Nearly 20 percent of America’s children–and 13 percent of all Americans–live in poverty. Although the nation has made some progress against poverty, particularly among the elderly and female-headed families, a great deal remains to be done to move people out of poverty and up the ladder towards the middle class.
On January 30, the Center on Children and Families held a forum to examine the performance of the safety net during the Great Recession, the most severe economic downturn since the Depression of the 1930s. The event was held in conjunction with the American Academy of Political and Social Science (AAPSS), Sage Publications, and the Annie E. Casey Foundation. A recent volume of the AAPSS Annals is devoted to examining the effects of the Great Recession on macroeconomic policy, politics, the job market, household wealth, the performance of the safety net, and other topics.
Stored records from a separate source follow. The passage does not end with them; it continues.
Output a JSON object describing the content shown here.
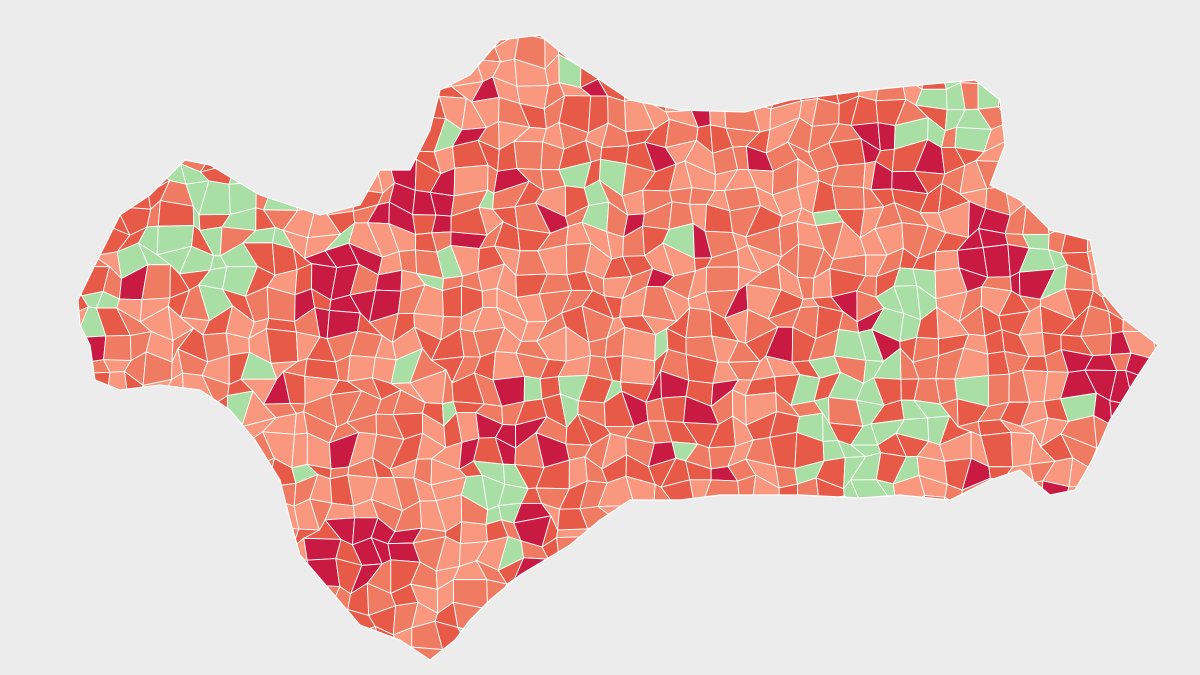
{
  "map": {
    "palette": [
      "#f9977f",
      "#f07b63",
      "#e85a48",
      "#c81a42",
      "#a9dfa5"
    ]
  }
}
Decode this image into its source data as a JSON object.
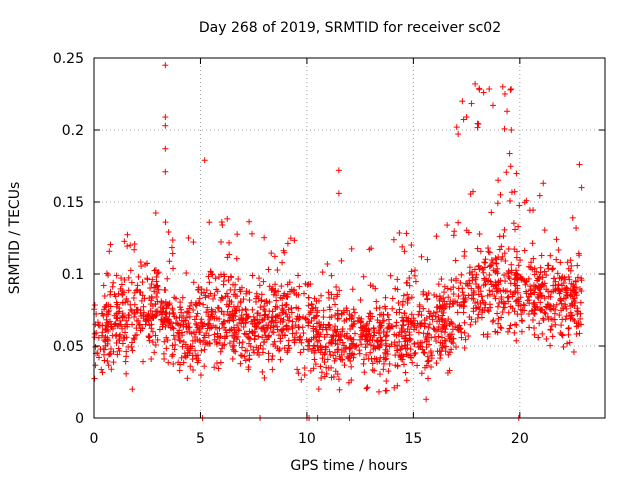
{
  "chart_data": {
    "type": "scatter",
    "title": "Day 268 of 2019, SRMTID for receiver sc02",
    "xlabel": "GPS time / hours",
    "ylabel": "SRMTID / TECUs",
    "xlim": [
      0,
      24
    ],
    "ylim": [
      0,
      0.25
    ],
    "xticks": [
      0,
      5,
      10,
      15,
      20
    ],
    "xtick_labels": [
      "0",
      "5",
      "10",
      "15",
      "20"
    ],
    "yticks": [
      0,
      0.05,
      0.1,
      0.15,
      0.2,
      0.25
    ],
    "ytick_labels": [
      "0",
      "0.05",
      "0.1",
      "0.15",
      "0.2",
      "0.25"
    ],
    "grid": true,
    "marker": "+",
    "color": "#ff0000",
    "data_span_hours": [
      0,
      22.9
    ],
    "baseline_profile": [
      [
        0,
        0.055
      ],
      [
        1,
        0.065
      ],
      [
        2,
        0.07
      ],
      [
        3,
        0.075
      ],
      [
        4,
        0.06
      ],
      [
        5,
        0.065
      ],
      [
        6,
        0.07
      ],
      [
        7,
        0.068
      ],
      [
        8,
        0.065
      ],
      [
        9,
        0.07
      ],
      [
        10,
        0.06
      ],
      [
        11,
        0.058
      ],
      [
        12,
        0.055
      ],
      [
        13,
        0.055
      ],
      [
        14,
        0.058
      ],
      [
        15,
        0.06
      ],
      [
        16,
        0.062
      ],
      [
        17,
        0.07
      ],
      [
        18,
        0.09
      ],
      [
        19,
        0.09
      ],
      [
        20,
        0.09
      ],
      [
        21,
        0.085
      ],
      [
        22,
        0.08
      ],
      [
        22.9,
        0.08
      ]
    ],
    "notable_points": [
      {
        "x": 3.35,
        "y": 0.245
      },
      {
        "x": 3.35,
        "y": 0.209
      },
      {
        "x": 3.35,
        "y": 0.203
      },
      {
        "x": 3.35,
        "y": 0.187
      },
      {
        "x": 3.35,
        "y": 0.171
      },
      {
        "x": 5.2,
        "y": 0.179
      },
      {
        "x": 11.5,
        "y": 0.172
      },
      {
        "x": 11.5,
        "y": 0.156
      },
      {
        "x": 17.3,
        "y": 0.22
      },
      {
        "x": 17.5,
        "y": 0.209
      },
      {
        "x": 17.9,
        "y": 0.232
      },
      {
        "x": 18.1,
        "y": 0.228
      },
      {
        "x": 18.3,
        "y": 0.226
      },
      {
        "x": 19.2,
        "y": 0.23
      },
      {
        "x": 19.3,
        "y": 0.225
      },
      {
        "x": 19.4,
        "y": 0.213
      },
      {
        "x": 19.6,
        "y": 0.2
      },
      {
        "x": 21.1,
        "y": 0.163
      },
      {
        "x": 22.8,
        "y": 0.176
      },
      {
        "x": 22.9,
        "y": 0.16
      },
      {
        "x": 5.1,
        "y": 0.0
      },
      {
        "x": 7.8,
        "y": 0.0
      },
      {
        "x": 10.0,
        "y": 0.0
      },
      {
        "x": 10.1,
        "y": 0.0
      },
      {
        "x": 10.5,
        "y": 0.0
      },
      {
        "x": 12.0,
        "y": 0.0
      },
      {
        "x": 19.95,
        "y": 0.0
      },
      {
        "x": 15.6,
        "y": 0.013
      },
      {
        "x": 1.8,
        "y": 0.02
      }
    ]
  }
}
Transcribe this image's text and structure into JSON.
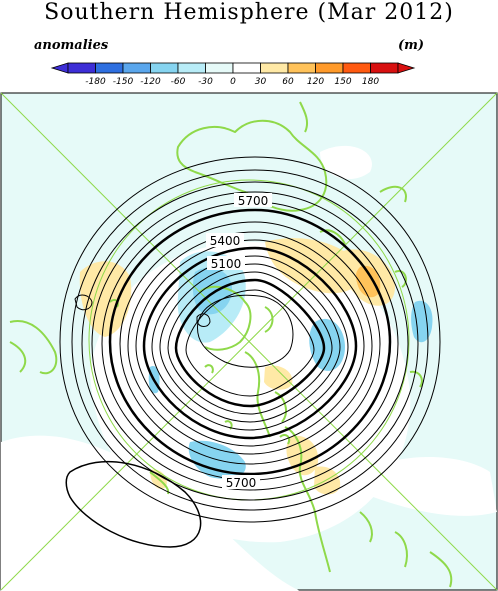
{
  "title": "Southern Hemisphere (Mar 2012)",
  "colorbar": {
    "left_label": "anomalies",
    "right_label": "(m)",
    "ticks": [
      "-180",
      "-150",
      "-120",
      "-60",
      "-30",
      "0",
      "30",
      "60",
      "120",
      "150",
      "180"
    ],
    "colors": [
      "#3d2ed6",
      "#2e6fe0",
      "#5aa6ec",
      "#86d4f0",
      "#b8ecf7",
      "#e6faf8",
      "#ffffff",
      "#ffe9a6",
      "#ffc25a",
      "#ff9a2a",
      "#ff5a10",
      "#d81010"
    ]
  },
  "map": {
    "contour_labels": [
      "5700",
      "5400",
      "5100",
      "5700"
    ],
    "colors": {
      "ocean": "#e6faf8",
      "coast": "#8fd94a",
      "contour": "#000000",
      "neg_light": "#b8ecf7",
      "neg_mid": "#86d4f0",
      "pos_light": "#ffe9a6",
      "pos_mid": "#ffc25a"
    }
  }
}
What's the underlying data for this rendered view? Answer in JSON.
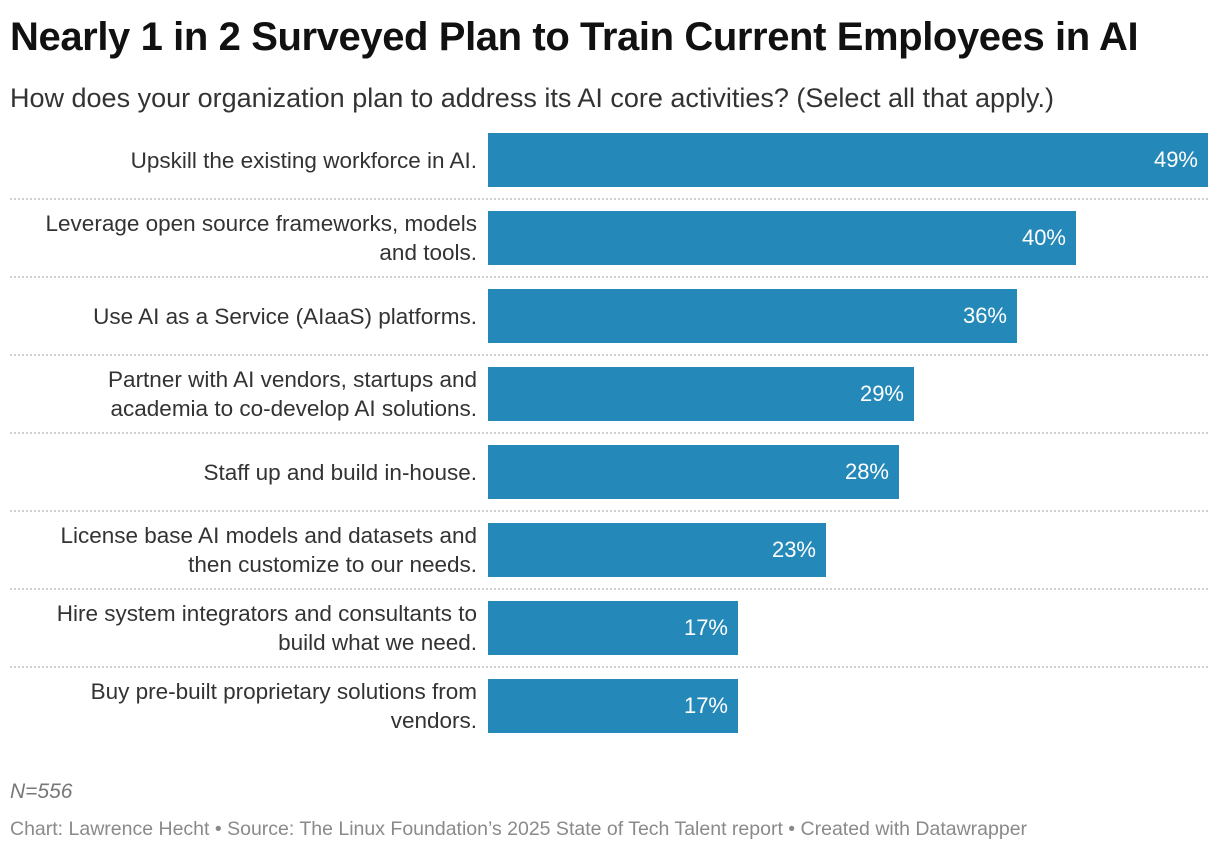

The event opened with an overview of the entire volume by Sheldon Danziger, the volume editor, followed by a review of the chapter on the safety net by its author, Robert Moffitt. A panel of distinguished speakers then responded to Moffitt’s assessment of safety net performance. The focus on the safety net included attention to the magnitude and effects of increases in federal transfer payments to low-income and unemployed Americans, as well as examination of the performance of individual safety net programs. Although the safety net performed well during the recession, its prospects for the future may not be as bright, given the cuts in federal means-tested spending caused by sequestration, the recent expiration of extended Unemployment Compensation benefits, and the possible cuts in food stamp benefits that seem likely this year. The need for reforms of the safety net were addressed by the speakers.